Kevian Kenya has two farms in Timau and Kitengela measuring 2,000 acres and 50 acres respectively.
Commercial distribution to farmers is expected to start in August this year subject to approvals by the Kenya Plant Health Inspectorate Service (KEPHIS).
Harrison Wachira, the project coordinator, observes that the traditional methods of making potato seeds are slow, consumes time, can easily spread disease to the whole plantation and are associated with poor yields and potato seed shortages.
“The cases of potato produce from Kenyan farmers being rejected by processors or fast food firms are due to poor quality. It is regrettable because it leads to low sales at throw-away prices and losses to the farmers,” Wachira said.
Vegetative propagation is especially important for commercial growers who want to reproduce the highest-quality plants and ensure consistency of a variety of plant or crop for sale. This can also help to maintain consistent quality and taste in products made from plants or crops. For example, Rams potato variety is likely to become popular with most Kenyan farmers because it is good for French fries and crisps.

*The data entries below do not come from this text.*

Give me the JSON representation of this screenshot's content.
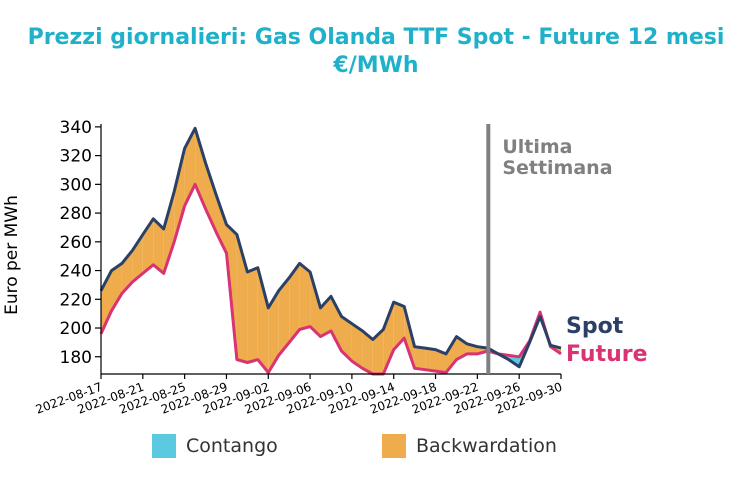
{
  "chart_data": {
    "type": "area",
    "title_line1": "Prezzi giornalieri: Gas Olanda TTF Spot - Future 12 mesi",
    "title_line2": "€/MWh",
    "ylabel": "Euro per MWh",
    "xlabel": "",
    "ylim": [
      168,
      342
    ],
    "yticks": [
      180,
      200,
      220,
      240,
      260,
      280,
      300,
      320,
      340
    ],
    "xlim": [
      "2022-08-17",
      "2022-09-30"
    ],
    "xticks": [
      "2022-08-17",
      "2022-08-21",
      "2022-08-25",
      "2022-08-29",
      "2022-09-02",
      "2022-09-06",
      "2022-09-10",
      "2022-09-14",
      "2022-09-18",
      "2022-09-22",
      "2022-09-26",
      "2022-09-30"
    ],
    "x": [
      "2022-08-17",
      "2022-08-18",
      "2022-08-19",
      "2022-08-20",
      "2022-08-21",
      "2022-08-22",
      "2022-08-23",
      "2022-08-24",
      "2022-08-25",
      "2022-08-26",
      "2022-08-27",
      "2022-08-28",
      "2022-08-29",
      "2022-08-30",
      "2022-08-31",
      "2022-09-01",
      "2022-09-02",
      "2022-09-03",
      "2022-09-04",
      "2022-09-05",
      "2022-09-06",
      "2022-09-07",
      "2022-09-08",
      "2022-09-09",
      "2022-09-10",
      "2022-09-11",
      "2022-09-12",
      "2022-09-13",
      "2022-09-14",
      "2022-09-15",
      "2022-09-16",
      "2022-09-17",
      "2022-09-18",
      "2022-09-19",
      "2022-09-20",
      "2022-09-21",
      "2022-09-22",
      "2022-09-23",
      "2022-09-24",
      "2022-09-25",
      "2022-09-26",
      "2022-09-27",
      "2022-09-28",
      "2022-09-29",
      "2022-09-30"
    ],
    "series": [
      {
        "name": "Spot",
        "color": "#2b4066",
        "values": [
          226,
          240,
          245,
          254,
          265,
          276,
          269,
          295,
          325,
          339,
          315,
          293,
          272,
          265,
          239,
          242,
          214,
          226,
          235,
          245,
          239,
          214,
          222,
          208,
          203,
          198,
          192,
          199,
          218,
          215,
          187,
          186,
          185,
          182,
          194,
          189,
          187,
          186,
          182,
          178,
          173,
          190,
          208,
          188,
          186
        ]
      },
      {
        "name": "Future",
        "color": "#d93374",
        "values": [
          196,
          212,
          224,
          232,
          238,
          244,
          238,
          260,
          285,
          300,
          283,
          267,
          252,
          178,
          176,
          178,
          169,
          181,
          190,
          199,
          201,
          194,
          198,
          184,
          177,
          172,
          168,
          168,
          185,
          193,
          172,
          171,
          170,
          169,
          178,
          182,
          182,
          184,
          182,
          181,
          180,
          191,
          211,
          187,
          182
        ]
      }
    ],
    "annotation": {
      "line1": "Ultima",
      "line2": "Settimana",
      "date": "2022-09-23"
    },
    "legend": [
      {
        "label": "Contango",
        "color": "#5bc9e0"
      },
      {
        "label": "Backwardation",
        "color": "#eeac4c"
      }
    ],
    "grid": false,
    "legend_position": "bottom"
  }
}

David Kimuhu, an agronomist at Kevian Potato Farm, says modern technology holds the key to improving the potato productivity and address seed shortages in sub-Saharan Africa. Modern technology, he says, has the potential to double, or even triple yields, offering opportunities for farmers to increasing production volumes without increasing land use.
“In the greenhouse we have two main methods of multiplying the potatoes seeds: hydroponic and aeroponic technology. The former uses less water and direct feedings that allows for faster growth and higher yields than traditional soil-based growing systems while the later hangs or suspends on air or mist environment without the use of soil or aggregate medium but both methods produce tubers,” Kimuhu says.